I have the following question :
$A \subseteq P(\mathbb{N} \times \mathbb{N}) $ group of equivalence relation above $\mathbb{N}$, let $E \subseteq A^2$ a relation that is defined in the following manner :
$(R_1,R_2)\in E$ if exists function $f : \mathbb{N} \rightarrow \mathbb{N}$ surjective and injective such all $x,y \in \mathbb{N}$, $(x,y)\in R_1$ if and only if $(f(x),f(y))\in R_2$
$E$ is a equivalence relation, let $R \in A$ such that $|\mathbb{N}/R|=2$, Proof if $R$ has finite equivalence class so $[R]_E$ is countable.
What I did :
I don't really know how to approach this, This is what I managed to concluded:
Since $|\mathbb{N}/R|=2$ so there is $[C]_R,[D]_R \in$ $\mathbb{N}$ $/R$ such that $N/R=\{[C]_R,[D]_R\}$ its clear that $[C]_R \neq [D]_R$ and as well that $(C,D)\not \in R$, but I don't understand how the equivalence class of $\mathbb{N}/R$ is connected with $R/E=[R]_E$?
Any ideas/suggestions?
Any help will be appreciated.
Let $R$ has a finite equivalence class.
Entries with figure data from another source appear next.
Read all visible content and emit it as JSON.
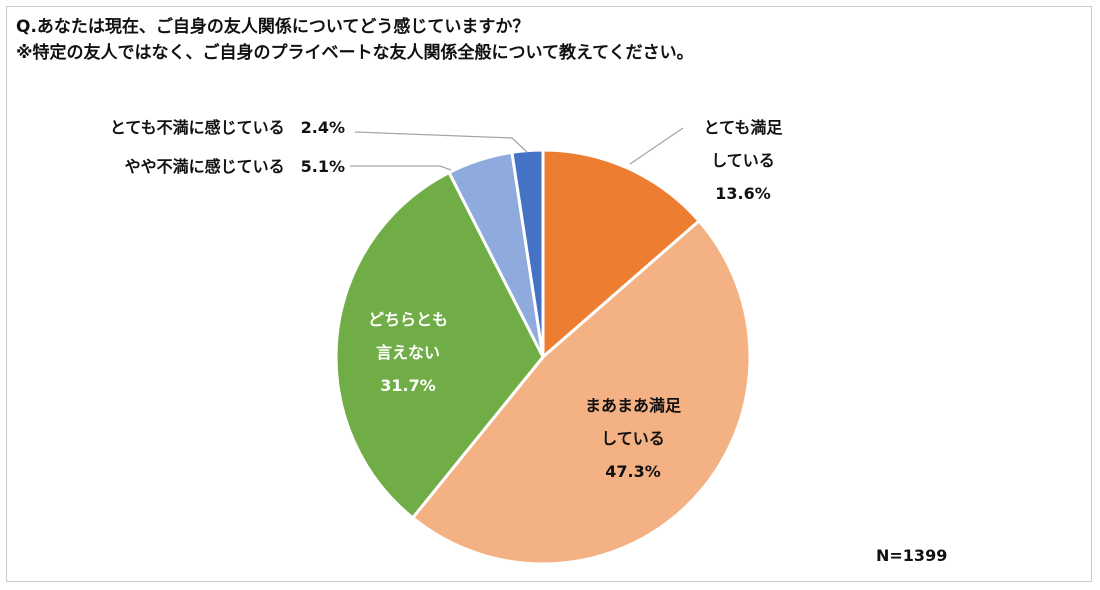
{
  "chart_data": {
    "type": "pie",
    "title": "Q.あなたは現在、ご自身の友人関係についてどう感じていますか？",
    "subtitle": "※特定の友人ではなく、ご自身のプライベートな友人関係全般について教えてください。",
    "note": "N=1399",
    "slices": [
      {
        "label": "とても満足している",
        "label_lines": [
          "とても満足",
          "している"
        ],
        "value": 13.6,
        "value_label": "13.6%",
        "color": "#ED7D31",
        "text_color": "#111111"
      },
      {
        "label": "まあまあ満足している",
        "label_lines": [
          "まあまあ満足",
          "している"
        ],
        "value": 47.3,
        "value_label": "47.3%",
        "color": "#F4B183",
        "text_color": "#111111"
      },
      {
        "label": "どちらとも言えない",
        "label_lines": [
          "どちらとも",
          "言えない"
        ],
        "value": 31.7,
        "value_label": "31.7%",
        "color": "#70AD47",
        "text_color": "#ffffff"
      },
      {
        "label": "やや不満に感じている",
        "label_lines": [
          "やや不満に感じている"
        ],
        "value": 5.1,
        "value_label": "5.1%",
        "color": "#8FAADC",
        "text_color": "#111111"
      },
      {
        "label": "とても不満に感じている",
        "label_lines": [
          "とても不満に感じている"
        ],
        "value": 2.4,
        "value_label": "2.4%",
        "color": "#4472C4",
        "text_color": "#111111"
      }
    ]
  }
}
This means there exists a finite subset $F$ of $\Bbb N$ such that for each $x,y\in\Bbb N$ hold $(x,y)\in R$ iff both $x,y$ in $F$ or both $x,y$ not in $F$. Let $(R,R’)\in E$. Then there exists a bijection $f : \mathbb{N} \rightarrow \mathbb{N}$ such that $x,y \in \mathbb{N}$, $(x,y)\in R$ iff $(f(x),f(y))\in R’$. Thus $(f(x),f(y))\in R’$ iff both $f(x),f(y)$ in $f(F)$ or both $f(x),f(y)$ not in $f(F)$. Therefore the relation $R’$ is completely determined by image of $f(F)$. Since the set $F$ is finite, there are countably many different images $f(F)$, so there are at most countably many different relations $R’$ such that $(R,R’)\in E$.